In today’s extremely politically correct uptight world, it isn’t kosher to express the opinion that someone is pretty…and further, to suggest that dads should teach their sons to play quarterback so that they too may someday have as beautiful a girlfriend as Alabama quarterback A.J. McCarron.

I guess if one is as beautiful as the young lady in question, acknowledging her beauty is anathema in today’s uptight society.

That’s why, according to this, the network which carried the broadcast, ESPN, felt the need to apologize to its audience.

On Tuesday morning, commentary on the broadcast of the Bowl Championship Series national title game between Alabama and Notre Dame included words like “creepy,” “awkward,” “uncomfortable” and “heteronormative.”

The subject was not Alabama’s 42-14 victory, but comments made during the game by the ESPN play-by-play announcer Brent Musburger regarding the girlfriend of Alabama quarterback A J McCarron.

In the first quarter, ESPN showed McCarron’s girlfriend,
Katherine Webb, who was sitting near his parents. Musburger called the 23-year-old Webb, a former Miss Alabama, a “lovely lady” and “beautiful,” and said to his broadcast partner, Kirk Herbstreit, a former quarterback at Ohio State, “You quarterbacks get all the good-looking women.”

“A J’s doing some things right,” Herbstreit replied. Musburger, 73, then said, “If you’re a youngster in Alabama, start getting the football out and throw it around the backyard with Pop.”

Almost immediately, Webb’s name began trending on Twitter and her account added nearly 100,000 followers within hours, including athletes like LeBron James. Meanwhile, Musburger’s comments, which some saw as harmless fun, struck other observers as off-putting.

“It’s extraordinarily inappropriate to focus on an individual’s looks,” said Sue Carter, a professor of journalism at Michigan State. “In this instance, the appearance of the quarterback’s girlfriend had no bearing on the outcome of the game. It’s a major personal violation, and it’s so retrograde that it’s embarrassing. I think there’s a generational issue, but it’s incumbent on people practicing in these eras to keep up and this is not a norm.”

ESPN planned in advance to mention that Webb, an Auburn graduate, is dating McCarron. But when Musburger’s gushing over her went too far, some staffers in the production truck at the stadium “cringed.” Soon after, John Wildhack, ESPN’s executive vice president of production, told Musburger through the announcer’s earpiece that he had to “move on,” according to a person briefed on the conversation.

The network apologized for Musburger’s comments Tuesday.

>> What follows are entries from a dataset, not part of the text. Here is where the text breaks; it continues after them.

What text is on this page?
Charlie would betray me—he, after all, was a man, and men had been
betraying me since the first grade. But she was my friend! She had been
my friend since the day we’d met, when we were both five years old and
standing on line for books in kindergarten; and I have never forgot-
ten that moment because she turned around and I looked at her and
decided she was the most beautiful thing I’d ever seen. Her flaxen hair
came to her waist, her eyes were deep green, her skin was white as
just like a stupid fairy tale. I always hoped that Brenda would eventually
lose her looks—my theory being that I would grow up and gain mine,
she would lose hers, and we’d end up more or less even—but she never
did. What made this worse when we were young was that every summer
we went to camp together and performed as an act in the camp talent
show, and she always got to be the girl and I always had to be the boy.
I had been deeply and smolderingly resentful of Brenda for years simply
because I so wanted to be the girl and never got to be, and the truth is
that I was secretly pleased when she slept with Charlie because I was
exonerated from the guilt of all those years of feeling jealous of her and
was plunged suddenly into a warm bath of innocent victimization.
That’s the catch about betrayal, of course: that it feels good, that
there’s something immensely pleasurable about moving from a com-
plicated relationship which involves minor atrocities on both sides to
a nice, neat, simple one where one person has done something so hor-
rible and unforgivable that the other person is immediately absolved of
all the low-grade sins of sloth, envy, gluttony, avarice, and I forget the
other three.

“We always try to capture interesting story lines and the relationship between an Auburn grad who is Miss Alabama and the current Alabama quarterback certainly met that test,” the ESPN spokesman Josh Krulewitz said. “However, we apologize that the commentary in this instance went too far and Brent understands that.”
For her part, Webb did not seem to mind what Musburger said.

“It was kind of nice,” Webb told The Associated Press on Tuesday. “I didn’t look at it as creepy at all. For a woman to be called beautiful, I don’t see how that’s an issue.”

And maybe that’s the point.

In other cultures, not acknowledging a woman is taken as an affront by the woman in question.

Here, if you acknowledge a woman’s beauty, you’re tantamount to being a sexual deviant.